Nope (going off the crank).


----------



## rustjunkie (Mar 16, 2015)

Cory said:


> Nope (going off the crank).




ah, just now saw the serial # after replying...dunno what it means anyway!


----------



## Cory (Mar 16, 2015)

How do you brake down this serial number?


----------



## Cory (Mar 16, 2015)

Looks different to me.


----------



## Metacortex (Mar 16, 2015)

According to a dealer News Flash the serial number on Pixies and Lil' Tigers was moved from the seat mast to the head tube on about mid-Feb. '75, so with that in mind and taking into account the Flamboyant Red color and short rear fender design I'd say it has to be either a '75, '76 or '78 model: http://bikecatalogs.org/SCHWINN/MODELS/Lil' Tiger.html


----------



## Cory (Mar 16, 2015)

Well its narrowed down to 3 choices then?


----------



## Metacortex (Mar 16, 2015)

OK I'll narrow my guess down to '76. Post a close-up of the headbadge, might find another clue there...


----------



## mickeyc (Mar 16, 2015)

And another one....
http://detroit.craigslist.org/mcb/bik/4934515822.html


----------



## island schwinn (Mar 16, 2015)

The serial on lil tigers doesn't tell the year.the date is on the crank.
Thinking 76 also due to color and short rear fender and full circle chainguard.


----------



## Cory (Mar 16, 2015)




----------



## Cory (Mar 16, 2015)

Okay you guys got it, 76. really cool info. Thanks for playing along, lots of fun [emoji4]


----------



## Cory (Mar 16, 2015)

mickeyc said:


> And another one....
> http://detroit.craigslist.org/mcb/bik/4934515822.html



Yikes that guy is asking  $300. That sounds like a bit on the high side to me. I was thinking in the $150-$175 range.


----------



## Cory (Mar 16, 2015)

Cory said:


> Yikes that guy is asking  $300. That sounds like a bit on the high side to me. I was thinking in the $150-$175 range.

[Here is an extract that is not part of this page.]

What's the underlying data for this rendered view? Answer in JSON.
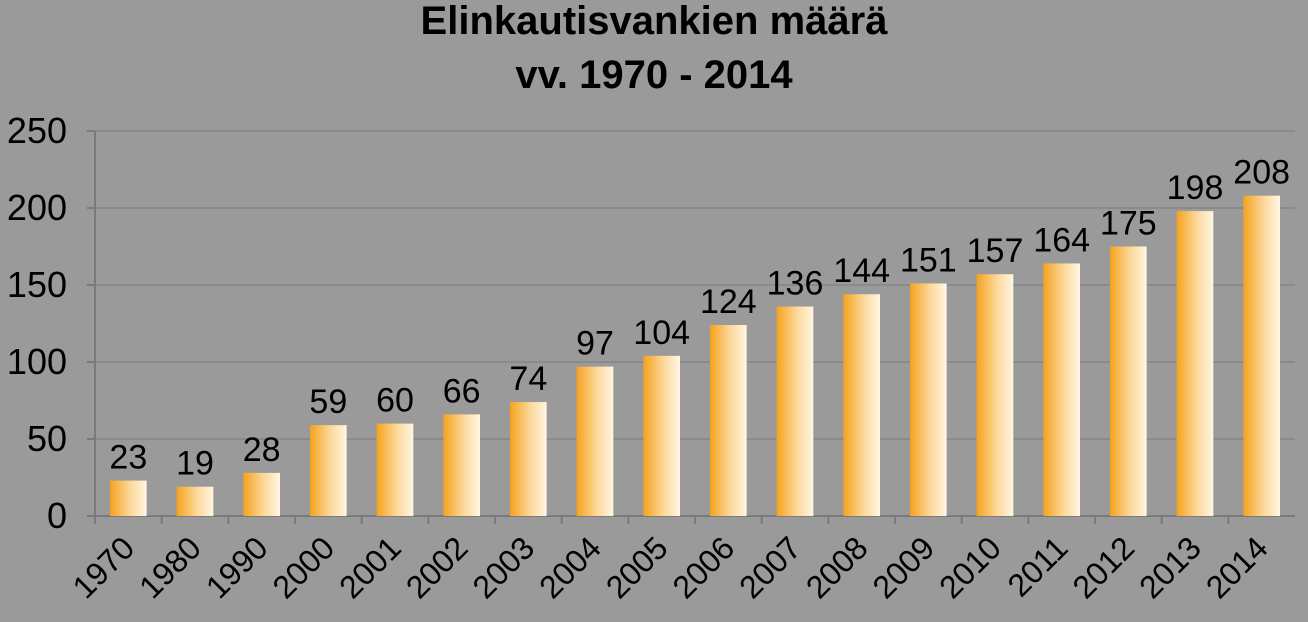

For my bike, which looks quite a bit better condition than this Craigslist bike.


----------



## GTs58 (Mar 16, 2015)

Two winners! And the build date on the headbadge is the same year as the crank. Man, sure looks like the bottom bracket is pretty dry.


----------



## Cory (Mar 16, 2015)

GTs58 said:


> Two winners! And the build date on the headbadge is the same year as the crank. Man, sure looks like the bottom bracket is pretty dry.



How do you tell the build date on the headbadge? If you don't mind me asking.


----------



## island schwinn (Mar 16, 2015)

2586 on the head badge means the 258th day of 76,with the 6 depicting the year.
Schwinn starting stamping head badges with the day and year the bike was actually built around 75/76.


----------



## Cory (Mar 16, 2015)

island schwinn said:


> 2586 on the head badge means the 258th day of 76,with the 6 depicting the year.
> Schwinn starting stamping head badges with the day and year the bike was actually built around 75/76.



Wow, cool info. Thanks so much for sharing.


----------



## island schwinn (Mar 16, 2015)

I have a 72 lil tiger in great shape with the exception of a few tears in the seat.on a good day 200 bucks isn't out of the question.these little bikes are hot items lately.


----------